Now the question is, how on earth did I manage to finish a videogame, working on it more than a year, and not giving up halfway? Afterall, I couldn’t produce a single mod, not even a single custom map in the last two decade. I wasn’t cut out to be a videogame developer! Actually, even after finishing my first project, I’m still undecided if I count as a real indie dev. Am I really a developer? Afterall, the amazing indies who created games like Braid, Eador, Underrail, Minecraft, are great artists, coders, composers and designers. Meanwhile, I can’t code for sh*t, my art talent is probably on the level of an infant, and I’m sure I couldn’t compose real music even if my life depended on it. How could I be called a game developer? Hell, one of the reasons I chose RPG Maker as the engine for my first game was because it is one of the most user-friendly engines out there. Simple enough for a child, they advertised.
Simple enough for a child, powerful enough for a developer – just what I needed
Yet, when I spent day after day, week after week creating maps, scrolling through dozens of scripts and used them with my limited scripting knowledge, when I was looking for the most fitting soundtracks for my project, I couldn’t help but to think, yes, I am developing a videogame, I am a developer. Even if the most amateur one. It felt damn good. And when I got my first few positive feedbacks, it was so satisfying. Like that time when someone told me that the despite the limited assets of the RPG Maker engine, my map composition was pretty good. Or the time when they liked the music in the game? Really? You like that?

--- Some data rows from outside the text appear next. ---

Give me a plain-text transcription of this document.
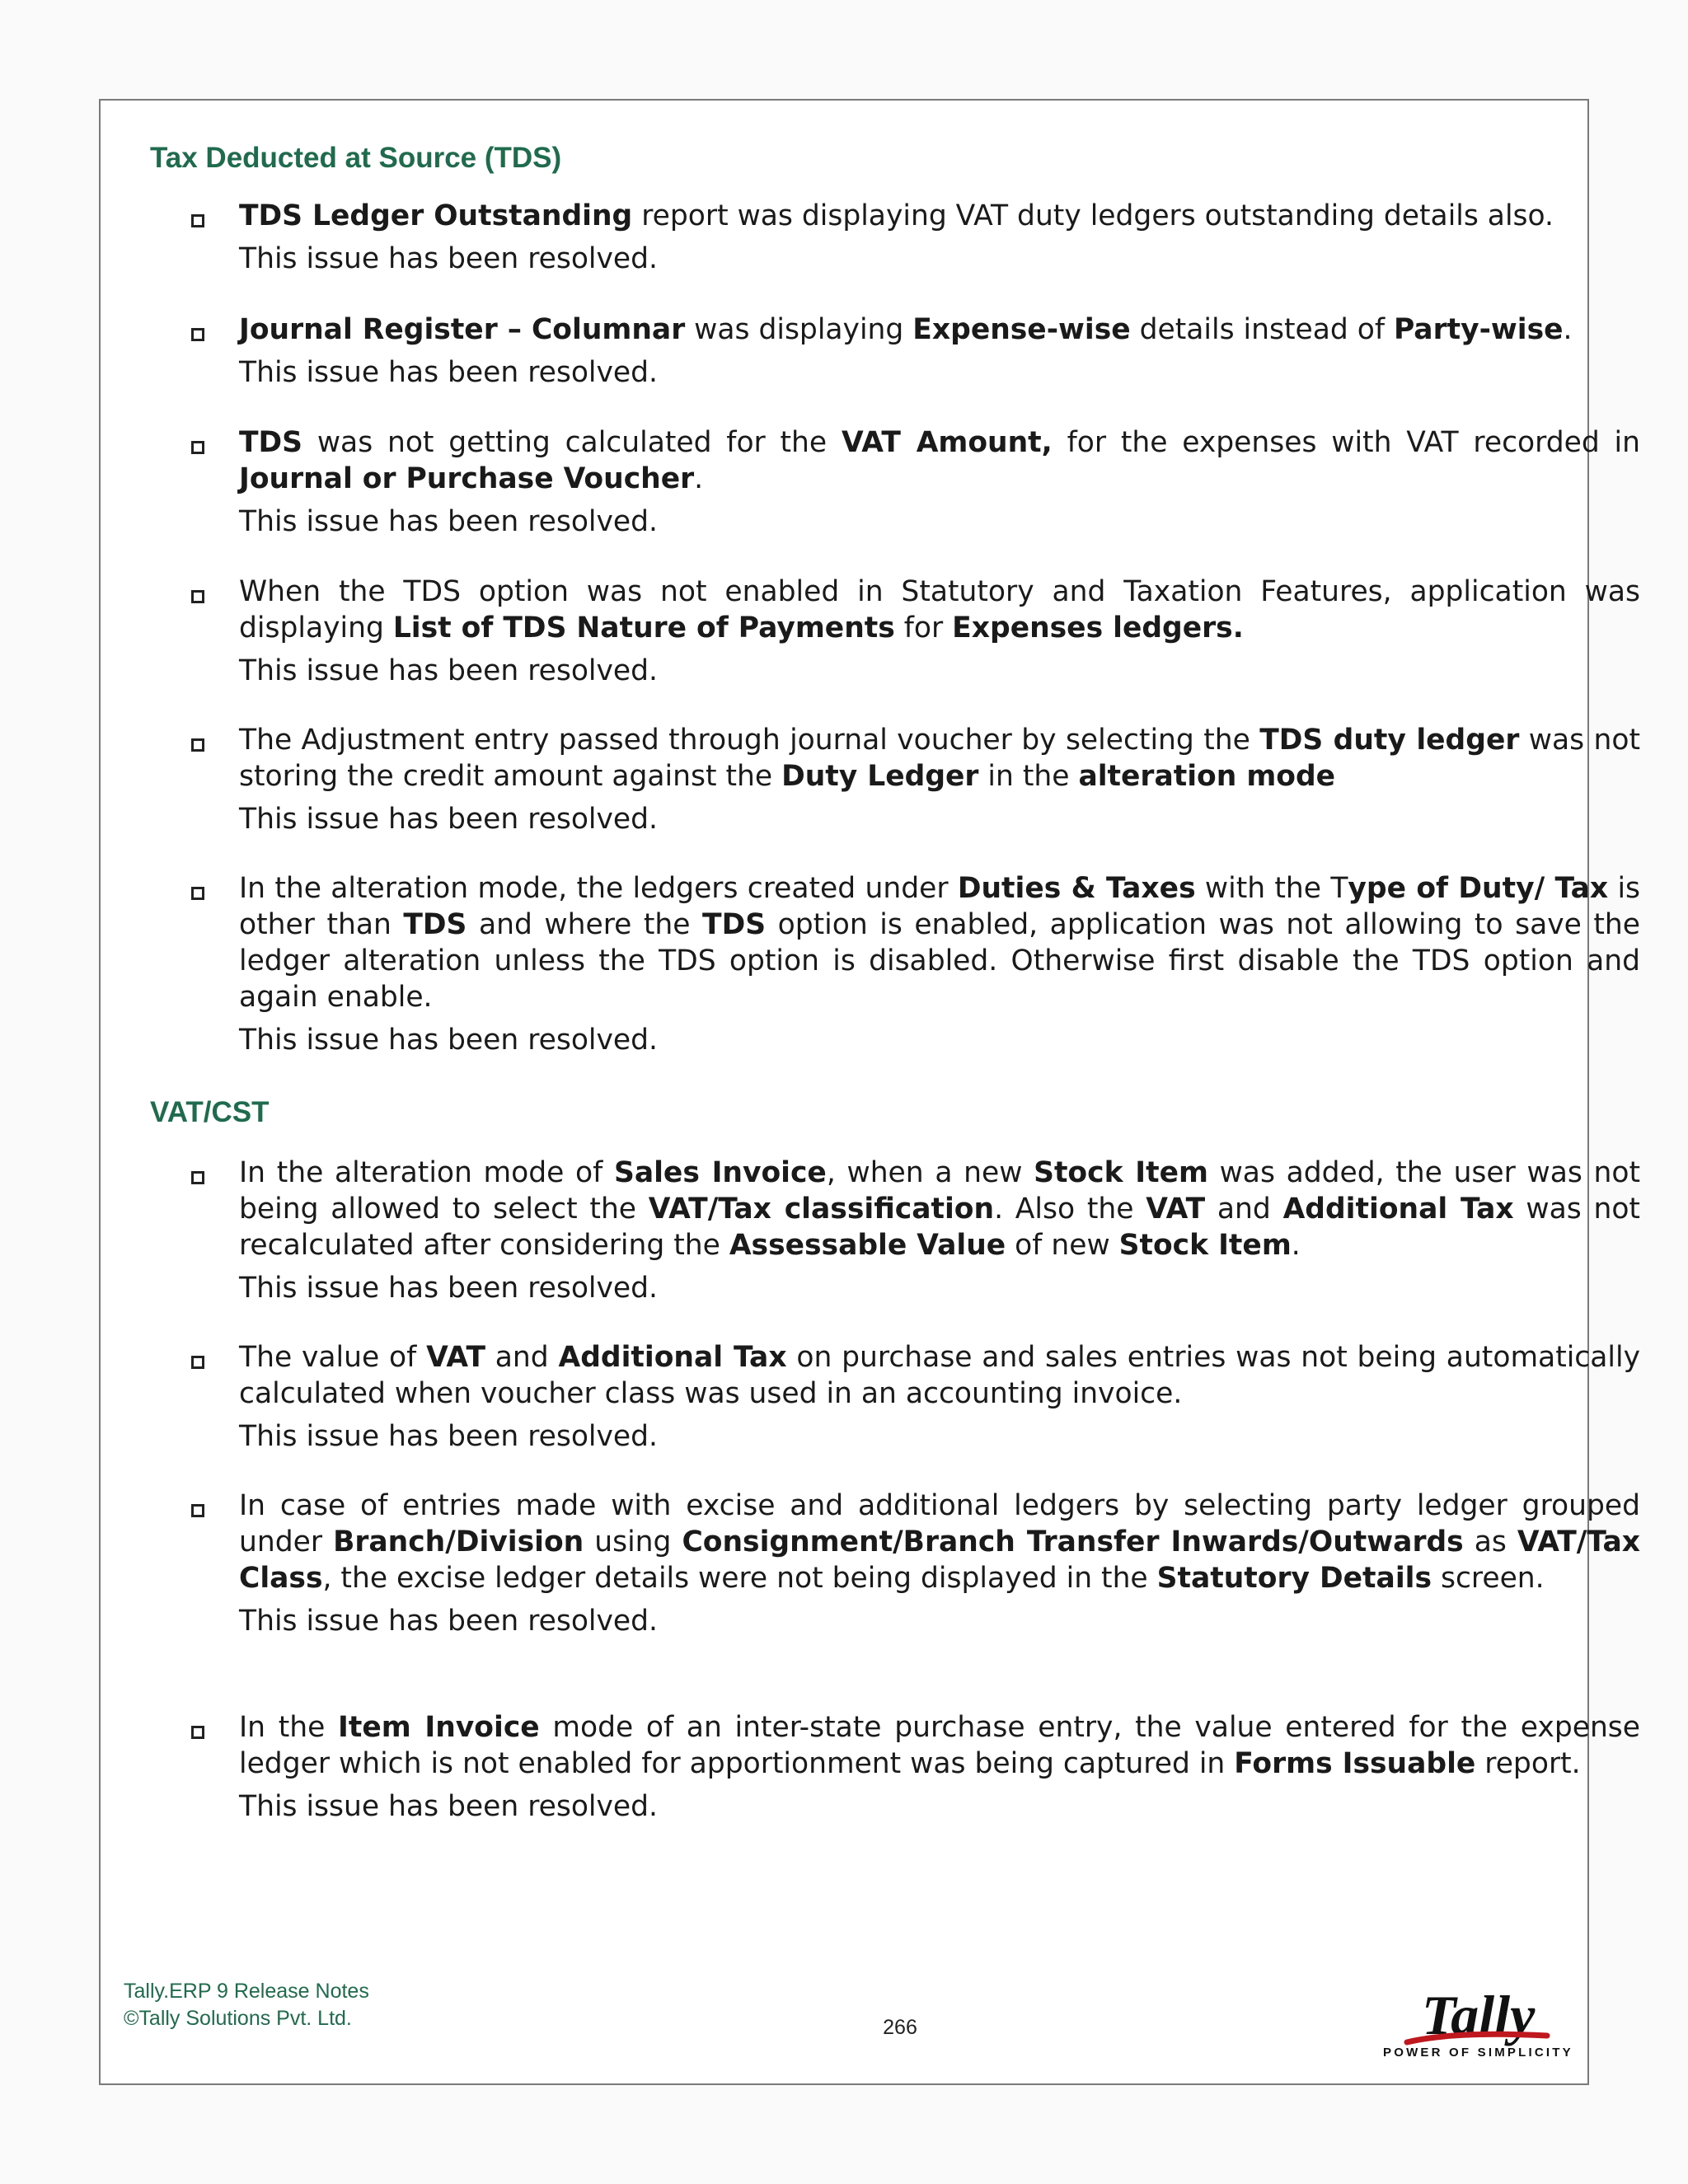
Tax Deducted at Source (TDS)
TDS Ledger Outstanding report was displaying VAT duty ledgers outstanding details also.
This issue has been resolved.
Journal Register – Columnar was displaying Expense-wise details instead of Party-wise.
This issue has been resolved.
TDS was not getting calculated for the VAT Amount, for the expenses with VAT recorded in Journal or Purchase Voucher.
This issue has been resolved.
When the TDS option was not enabled in Statutory and Taxation Features, application was displaying List of TDS Nature of Payments for Expenses ledgers.
This issue has been resolved.
The Adjustment entry passed through journal voucher by selecting the TDS duty ledger was not storing the credit amount against the Duty Ledger in the alteration mode
This issue has been resolved.
In the alteration mode, the ledgers created under Duties & Taxes with the Type of Duty/ Tax is other than TDS and where the TDS option is enabled, application was not allowing to save the ledger alteration unless the TDS option is disabled. Otherwise first disable the TDS option and again enable.
This issue has been resolved.
VAT/CST
In the alteration mode of Sales Invoice, when a new Stock Item was added, the user was not being allowed to select the VAT/Tax classification. Also the VAT and Additional Tax was not recalculated after considering the Assessable Value of new Stock Item.
This issue has been resolved.
The value of VAT and Additional Tax on purchase and sales entries was not being automatically calculated when voucher class was used in an accounting invoice.
This issue has been resolved.
In case of entries made with excise and additional ledgers by selecting party ledger grouped under Branch/Division using Consignment/Branch Transfer Inwards/Outwards as VAT/Tax Class, the excise ledger details were not being displayed in the Statutory Details screen.
This issue has been resolved.
In the Item Invoice mode of an inter-state purchase entry, the value entered for the expense ledger which is not enabled for apportionment was being captured in Forms Issuable report.
This issue has been resolved.
Tally.ERP 9 Release Notes
©Tally Solutions Pvt. Ltd.	266	Tally
POWER OF SIMPLICITY
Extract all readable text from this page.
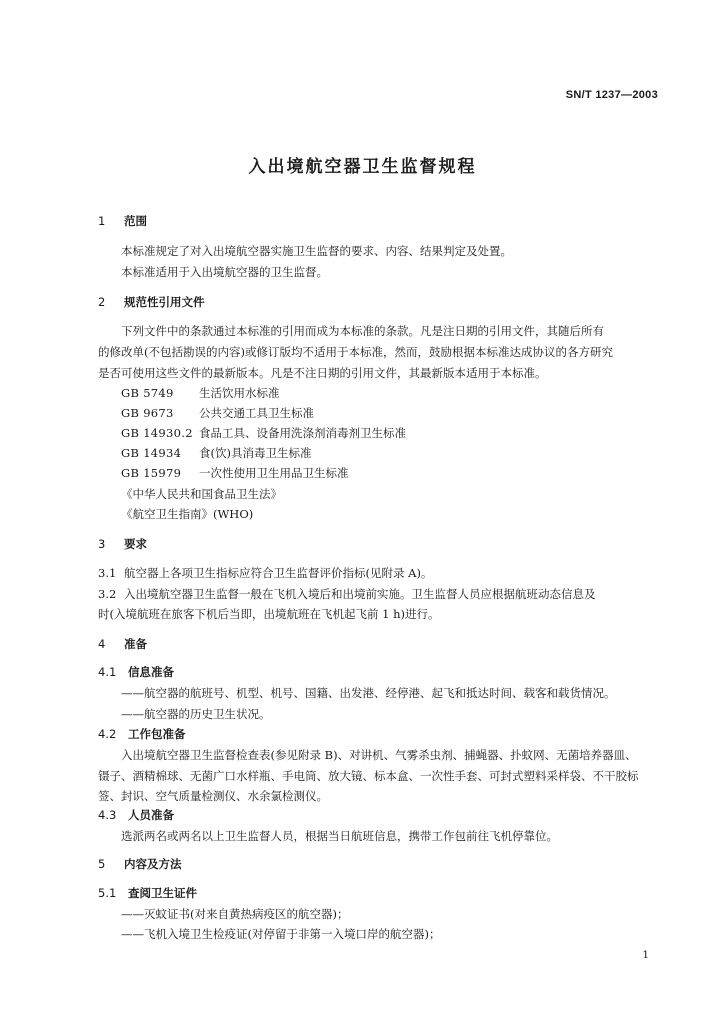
SN/T 1237—2003
入出境航空器卫生监督规程
1 范围
本标准规定了对入出境航空器实施卫生监督的要求、内容、结果判定及处置。
本标准适用于入出境航空器的卫生监督。
2 规范性引用文件
下列文件中的条款通过本标准的引用而成为本标准的条款。凡是注日期的引用文件，其随后所有
的修改单(不包括勘误的内容)或修订版均不适用于本标准，然而，鼓励根据本标准达成协议的各方研究
是否可使用这些文件的最新版本。凡是不注日期的引用文件，其最新版本适用于本标准。
GB 5749 生活饮用水标准
GB 9673 公共交通工具卫生标准
GB 14930.2 食品工具、设备用洗涤剂消毒剂卫生标准
GB 14934 食(饮)具消毒卫生标准
GB 15979 一次性使用卫生用品卫生标准
《中华人民共和国食品卫生法》
《航空卫生指南》(WHO)
3 要求
3.1 航空器上各项卫生指标应符合卫生监督评价指标(见附录 A)。
3.2 入出境航空器卫生监督一般在飞机入境后和出境前实施。卫生监督人员应根据航班动态信息及
时(入境航班在旅客下机后当即，出境航班在飞机起飞前 1 h)进行。
4 准备
4.1 信息准备
——航空器的航班号、机型、机号、国籍、出发港、经停港、起飞和抵达时间、载客和载货情况。
——航空器的历史卫生状况。
4.2 工作包准备
入出境航空器卫生监督检查表(参见附录 B)、对讲机、气雾杀虫剂、捕蝇器、扑蚊网、无菌培养器皿、
镊子、酒精棉球、无菌广口水样瓶、手电筒、放大镜、标本盒、一次性手套、可封式塑料采样袋、不干胶标
签、封识、空气质量检测仪、水余氯检测仪。
4.3 人员准备
选派两名或两名以上卫生监督人员，根据当日航班信息，携带工作包前往飞机停靠位。
5 内容及方法
5.1 查阅卫生证件
——灭蚊证书(对来自黄热病疫区的航空器)；
——飞机入境卫生检疫证(对停留于非第一入境口岸的航空器)；
1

I still know my limits, but I feel that I’ve gained a lot of experience in the last year, during the development of A Long Road Home. This is the part where the determination comes into picture. There were times when I was on the brink of giving up. Not because of frustration, I just felt that I’m not enthusiastic about the project anymore. I was bored with building maps and spending my free time on writing dialogues. I even started to doubt my game. Who would want to play this anyway? – I asked myself. This is nowhere near as good as the work of other indie developers.
And then, I found the answer. I don’t really care if they want to play my game or not. I mean, of course it is great if they play it, I want to create a game which people enjoy afterall, but for now, this is just a hobby for me. I don’t feed my family from the profit of this game. If a few people will give the game a try, I will be satisfied. If they buy it, I will be in heaven. What more could I expect from my very first project? Realizing this gave me the push I needed, and I finished the game. Now, I can prepare for my next project, with more experience, a new engine and the same determination.
What you can all take away from this is that if you start your game developer career from scratch, just do it as a hobby. Enjoy doing it. Don’t ask yourself if people will buy your game or not. I’m not saying you can’t dream about success, even I dreamed about getting filthy rich. Just know the difference between reality and dreams, this will make your life much easier. Just put in the effort, and if you are willing to learn, the results will come.